Participaram do encontro a procuradora regional Eleitoral Sarah Cavalcanti e o procurador do Trabalho Hugo Anciães. Eles alinharam o formato do trabalho que será desenvolvido ao longo de 2026, com foco na atuação integrada.
Entre as medidas definidas estão a criação de rotinas de compartilhamento e troca imediata de informações sobre denúncias, além da realização de campanhas de sensibilização para orientar trabalhadores e empregadores sobre o que caracteriza o assédio eleitoral.
O assédio eleitoral ocorre quando há tentativa de influenciar ou direcionar o voto de trabalhadores no ambiente profissional. A prática pode atingir empregados, estagiários, colaboradores eventuais e também servidores públicos. Situações como exigência de participação em atos políticos, pressão para declarar apoio a candidatos ou ameaças relacionadas ao emprego são exemplos desse tipo de irregularidade.

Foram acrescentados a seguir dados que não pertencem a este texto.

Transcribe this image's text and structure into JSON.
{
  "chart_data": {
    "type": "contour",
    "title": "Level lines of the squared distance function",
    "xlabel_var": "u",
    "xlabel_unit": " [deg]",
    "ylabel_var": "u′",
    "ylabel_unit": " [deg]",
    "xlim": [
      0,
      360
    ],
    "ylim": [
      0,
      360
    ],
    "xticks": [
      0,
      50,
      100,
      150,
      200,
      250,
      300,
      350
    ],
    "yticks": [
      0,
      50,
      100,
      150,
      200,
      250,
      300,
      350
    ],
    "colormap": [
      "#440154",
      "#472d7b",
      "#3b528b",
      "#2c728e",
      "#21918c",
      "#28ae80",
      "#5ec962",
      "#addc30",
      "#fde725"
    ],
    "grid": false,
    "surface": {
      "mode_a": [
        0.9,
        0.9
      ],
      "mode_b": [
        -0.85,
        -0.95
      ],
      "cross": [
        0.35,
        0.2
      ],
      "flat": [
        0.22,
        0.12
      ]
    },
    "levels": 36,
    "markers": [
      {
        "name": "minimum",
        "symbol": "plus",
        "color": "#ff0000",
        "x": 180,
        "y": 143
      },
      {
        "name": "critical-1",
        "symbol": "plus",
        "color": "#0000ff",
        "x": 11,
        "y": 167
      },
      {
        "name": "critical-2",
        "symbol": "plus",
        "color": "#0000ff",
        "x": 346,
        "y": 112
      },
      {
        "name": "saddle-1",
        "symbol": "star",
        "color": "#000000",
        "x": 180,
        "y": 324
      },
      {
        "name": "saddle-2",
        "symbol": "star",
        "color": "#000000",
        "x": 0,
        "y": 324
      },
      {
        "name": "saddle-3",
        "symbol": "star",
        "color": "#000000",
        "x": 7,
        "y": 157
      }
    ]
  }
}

Nas eleições municipais de 2024, o MPT registrou 965 denúncias de assédio eleitoral em todo o país. Desse total, 420 envolveram casos ligados à Administração Pública, segundo relatório da instituição.
Como denunciar
Vítimas ou testemunhas podem formalizar denúncia de forma segura e sigilosa. Os canais disponíveis são o do Ministério Público do Trabalho e o do Ministério Público Federal, por meio das plataformas digitais das instituições. O Ministério Público garante o anonimato de quem registra a denúncia.